Prince Philip has died at the age of 99

Prince Philip, a leading figure in Britain’s royal family for more than seven decades, has died at the age of 99.

Buckingham Palace announced Friday that the Duke, who married the then 21-year-old Princess Elizabeth in 1941, “died peacefully at Windsor Castle this morning.”

The Duke’s 733 years of marriage was the longest in the United Kingdom’s reign and the Duke was also the longest male monarch in the United Kingdom. He served the public for nearly 70 years Retiring from public life In August 2017.

The death is expected to mark eight days of official mourning for the Duke, who was born in June 1921 in Corfu. His father was a prince of both Greek and Danish families, and his mother belonged to the royal family of Hesse in Germany.

The Duke will remain in the kingdom at St. James’s Palace before being buried in the royal vault of Windsor Castle.

In the growing animosity of the royal family after the Greco-Turkish War, the Duke was transported from Greece as a child in a fruit box on a Royal Navy ship. The Duke first settled in the country as a student at Gordonstown School in the Scottish Highlands because of his close family ties to the United Kingdom.
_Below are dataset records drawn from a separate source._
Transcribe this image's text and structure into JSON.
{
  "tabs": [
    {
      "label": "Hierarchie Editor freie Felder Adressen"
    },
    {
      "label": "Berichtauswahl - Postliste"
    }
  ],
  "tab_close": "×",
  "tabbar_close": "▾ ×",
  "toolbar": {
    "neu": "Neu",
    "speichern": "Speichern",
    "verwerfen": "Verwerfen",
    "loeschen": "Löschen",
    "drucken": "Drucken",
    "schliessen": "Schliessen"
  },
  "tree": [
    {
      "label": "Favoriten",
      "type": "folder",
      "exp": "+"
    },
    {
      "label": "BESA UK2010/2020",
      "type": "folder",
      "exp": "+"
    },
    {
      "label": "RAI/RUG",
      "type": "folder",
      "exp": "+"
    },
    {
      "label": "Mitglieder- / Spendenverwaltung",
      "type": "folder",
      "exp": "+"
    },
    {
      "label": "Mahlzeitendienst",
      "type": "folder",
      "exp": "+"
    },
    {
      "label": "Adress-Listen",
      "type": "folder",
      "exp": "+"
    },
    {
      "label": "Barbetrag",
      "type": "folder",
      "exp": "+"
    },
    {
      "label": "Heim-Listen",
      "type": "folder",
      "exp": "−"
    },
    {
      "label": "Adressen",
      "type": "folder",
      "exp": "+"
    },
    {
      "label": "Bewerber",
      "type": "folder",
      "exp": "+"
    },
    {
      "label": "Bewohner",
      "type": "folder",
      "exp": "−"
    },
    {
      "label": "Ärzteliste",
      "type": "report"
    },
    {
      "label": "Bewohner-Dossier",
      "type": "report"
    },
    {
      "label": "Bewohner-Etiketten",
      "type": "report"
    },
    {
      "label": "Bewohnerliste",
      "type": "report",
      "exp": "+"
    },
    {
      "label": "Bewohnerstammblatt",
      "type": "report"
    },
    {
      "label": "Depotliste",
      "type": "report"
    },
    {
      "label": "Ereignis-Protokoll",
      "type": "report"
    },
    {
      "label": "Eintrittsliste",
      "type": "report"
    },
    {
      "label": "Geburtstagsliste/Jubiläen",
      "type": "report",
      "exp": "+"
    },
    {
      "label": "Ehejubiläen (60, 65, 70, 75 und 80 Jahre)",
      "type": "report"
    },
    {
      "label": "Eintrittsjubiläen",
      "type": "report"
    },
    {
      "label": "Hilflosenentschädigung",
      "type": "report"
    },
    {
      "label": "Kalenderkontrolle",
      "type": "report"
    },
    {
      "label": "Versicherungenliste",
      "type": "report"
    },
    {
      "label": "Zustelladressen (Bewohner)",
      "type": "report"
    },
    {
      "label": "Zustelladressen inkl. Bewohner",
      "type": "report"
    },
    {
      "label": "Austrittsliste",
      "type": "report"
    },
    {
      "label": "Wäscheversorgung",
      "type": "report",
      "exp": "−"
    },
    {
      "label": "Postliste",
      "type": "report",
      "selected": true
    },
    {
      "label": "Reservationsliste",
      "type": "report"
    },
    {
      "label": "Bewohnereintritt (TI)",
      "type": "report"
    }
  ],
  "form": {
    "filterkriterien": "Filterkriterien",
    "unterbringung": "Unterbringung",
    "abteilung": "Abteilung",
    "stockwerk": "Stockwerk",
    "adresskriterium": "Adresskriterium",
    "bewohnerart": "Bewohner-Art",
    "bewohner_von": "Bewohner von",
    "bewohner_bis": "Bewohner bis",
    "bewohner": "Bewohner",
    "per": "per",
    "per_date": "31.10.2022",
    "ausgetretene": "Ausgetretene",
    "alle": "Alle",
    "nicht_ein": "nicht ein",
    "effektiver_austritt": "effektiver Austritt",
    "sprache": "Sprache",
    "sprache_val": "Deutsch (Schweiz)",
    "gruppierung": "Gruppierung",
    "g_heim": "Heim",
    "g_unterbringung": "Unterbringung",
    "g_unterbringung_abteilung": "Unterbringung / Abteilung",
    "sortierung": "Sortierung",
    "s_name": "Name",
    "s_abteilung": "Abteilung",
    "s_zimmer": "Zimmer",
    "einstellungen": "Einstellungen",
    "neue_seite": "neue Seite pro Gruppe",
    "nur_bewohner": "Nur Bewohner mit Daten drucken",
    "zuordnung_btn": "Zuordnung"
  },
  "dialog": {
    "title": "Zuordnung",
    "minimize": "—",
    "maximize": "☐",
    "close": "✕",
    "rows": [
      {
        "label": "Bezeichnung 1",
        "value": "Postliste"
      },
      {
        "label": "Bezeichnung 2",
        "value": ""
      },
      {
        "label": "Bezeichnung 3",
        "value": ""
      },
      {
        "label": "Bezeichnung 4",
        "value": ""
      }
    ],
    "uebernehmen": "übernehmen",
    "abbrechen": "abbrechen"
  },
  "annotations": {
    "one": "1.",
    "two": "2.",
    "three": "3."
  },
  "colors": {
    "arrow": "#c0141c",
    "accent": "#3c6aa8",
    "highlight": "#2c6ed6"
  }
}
He was running the prince’s previous school in Germany when Kurt Han fled there under the threat of increasing persecution by the Nazi government.

He first met Princess Elizabeth – then 13 – when he showed her and Princess Margaret, His sister, in the vicinity of Dartmouth Naval College, where he studied, in 1999 and the pair began dating. They were married in November 1947. He was the one who informed his wife during a visit to Kenya in February 1952 that his father had died and that he was now the queen.

He will be remembered for his work in establishing the Duke of Edinburgh Award Project in 1955 to encourage young people to engage in community and outdoor activities. He served independently in the Royal Navy during World War II and was an avid amateur pilot.

But he was also known for his tendency to make unscrupulous remarks, most famously in 1986 when he told a group of British students studying in China that if they did not stay, they would go “slit eyes”. In 1996, after the Dunblane genocide of schoolgirls and their teachers, he argued that it was “slightly unreasonable” for the then government to ban private ownership of handguns. He argued that the move was no longer logical than any government that decided to ban cricket bats after using them as weapons.

Nonetheless, the Duke’s main role was to support his wife in a longer monarchy than any other monarch in the United Kingdom, often as an institution and in times of turmoil for both the country as a whole.

Time to celebrate to mark him Diamond Jubilee In 2012, the Queen said her family’s support was “complementary.”

“Prince Philip, I believe, is well-known for diminishing any kind of praise,” he added. “However, everywhere he was, he was a constant force and guide.”